Será que ele abandonaria tudo isso para disputar uma eleição presidencial? Deixaria sua casa feliz, sua fazenda e os dois sócios, seus amigos e os folclóricos gendarmes que servem à sua imagem de Asterix popular? Ghislaine prefere que não. "Os ataques são duros demais", ela diz. "E, de qualquer jeito, não deixarão que ele concorra."

Candidato hesitante
"José" ainda assim acompanha por telefone as reuniões dos verdes, da LCR (Liga Comunista Revolucionária), da Attac (Ação pela Tributação das Transações Financeiras em Apoio aos Cidadãos) e dos agrupamentos de esquerda que gostariam de vê-lo carregando suas bandeiras na eleição.
Mas está hesitante.
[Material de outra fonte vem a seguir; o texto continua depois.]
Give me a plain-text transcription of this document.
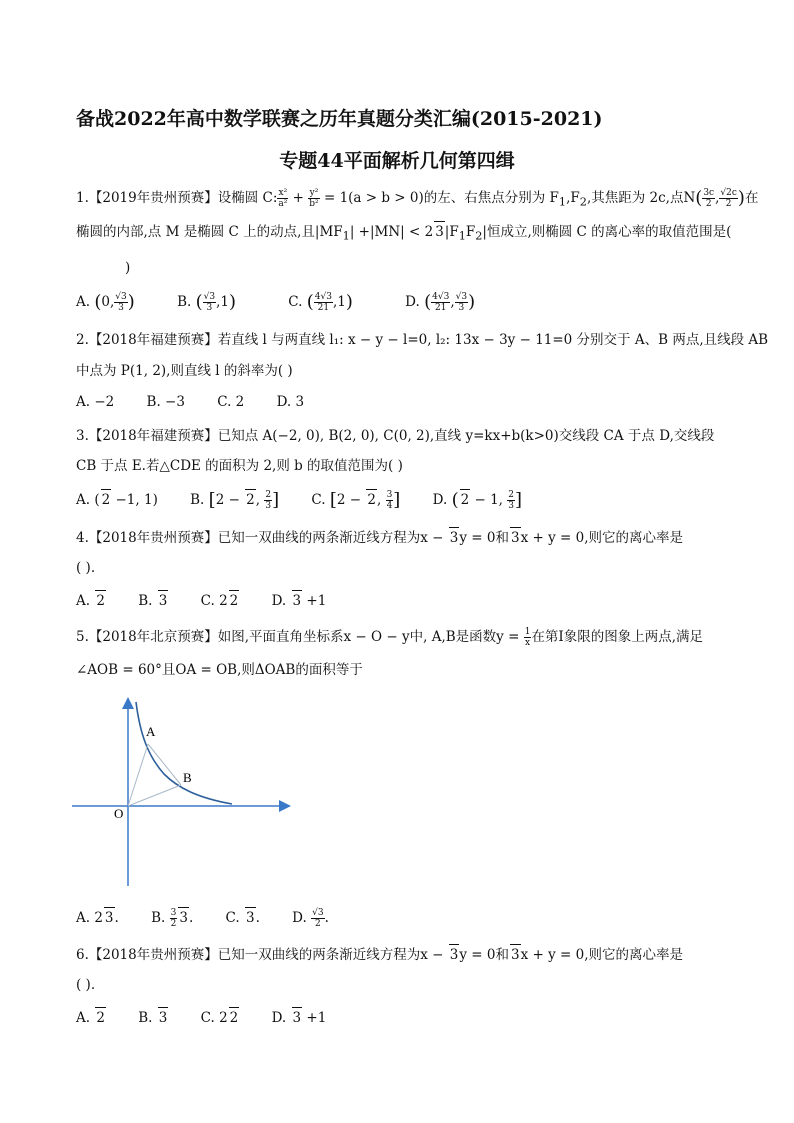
备战2022年高中数学联赛之历年真题分类汇编(2015-2021)
专题44平面解析几何第四缉
1.【2019年贵州预赛】设椭圆 C: $\frac{\text{x²}}{\text{a²}} + \frac{\text{y²}}{\text{b²}} = 1(a > b > 0)$的左、右焦点分别为 $F_1,F_2$,其焦距为 2c,点$N( \frac{3c}{2}$ , $\frac{√2c}{2}$ )在
椭圆的内部,点 M 是椭圆 C 上的动点,且$|MF_1| +|MN| < 2$ $3|F_1F_2|$恒成立,则椭圆 C 的离心率的取值范围是(
)
A. (0, $\frac{√3}{3}$ )	B. ( $\frac{√3}{3} ,1$)	C. ( $\frac{4√3}{21} ,1$)	D. ( $\frac{4√3}{21}$ , $\frac{√3}{3}$ )
2.【2018年福建预赛】若直线 l 与两直线 l₁: x − y − l=0, l₂: 13x − 3y − 11=0 分别交于 A、B 两点,且线段 AB
中点为 P(1, 2),则直线 l 的斜率为( )
A. −2 B. −3 C. 2 D. 3
3.【2018年福建预赛】已知点 A(−2, 0), B(2, 0), C(0, 2),直线 y=kx+b(k>0)交线段 CA 于点 D,交线段
CB 于点 E.若△CDE 的面积为 2,则 b 的取值范围为( )
A. ( 2 −1, 1) B. [2 − 2, $\frac{2}{3}$ ] C. [2 − 2, $\frac{3}{4}$ ] D. ( 2 − 1, $\frac{2}{3}$ ]
4.【2018年贵州预赛】已知一双曲线的两条渐近线方程为x − 3y = 0和 3x + y = 0,则它的离心率是
( ).
A. 2 B. 3 C. 2 2 D. 3 +1
5.【2018年北京预赛】如图,平面直角坐标系x − O − y中, A,B是函数$y = \frac{1}{x}$ 在第Ⅰ象限的图象上两点,满足
∠AOB = 60°且OA = OB,则ΔOAB的面积等于
A
B
O
A. 2 3. B. $\frac{3}{2} 3$. C. 3. D. $\frac{√3}{2}$ .
6.【2018年贵州预赛】已知一双曲线的两条渐近线方程为x − 3y = 0和 3x + y = 0,则它的离心率是
( ).
A. 2 B. 3 C. 2 2 D. 3 +1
Caso decida pela candidatura [a eleição presidencial ocorrerá em abril de 2007], será difícil fazer campanha de sua casa em Larzac, como vem fazendo até agora para quase todas as suas grandes empreitadas como líder camponês. "Não há internet rápida na casa, e mandar três e-mails leva horas", diz Ghislaine, acrescentando que "o celular nem sempre funciona".
Há algumas semanas, Peter Yarrow, astro do grupo Peter, Paul and Mary nos anos 60, veio a Montredon. Achou que enlouqueceria, porque não suporta viver sem acesso aos meios modernos de comunicação. Isso faz com que Bové ria uma vez mais. "Instalar-se aqui é uma opção de vida."


Este texto saiu no "Le Monde".
Tradução de Paulo Migliacci.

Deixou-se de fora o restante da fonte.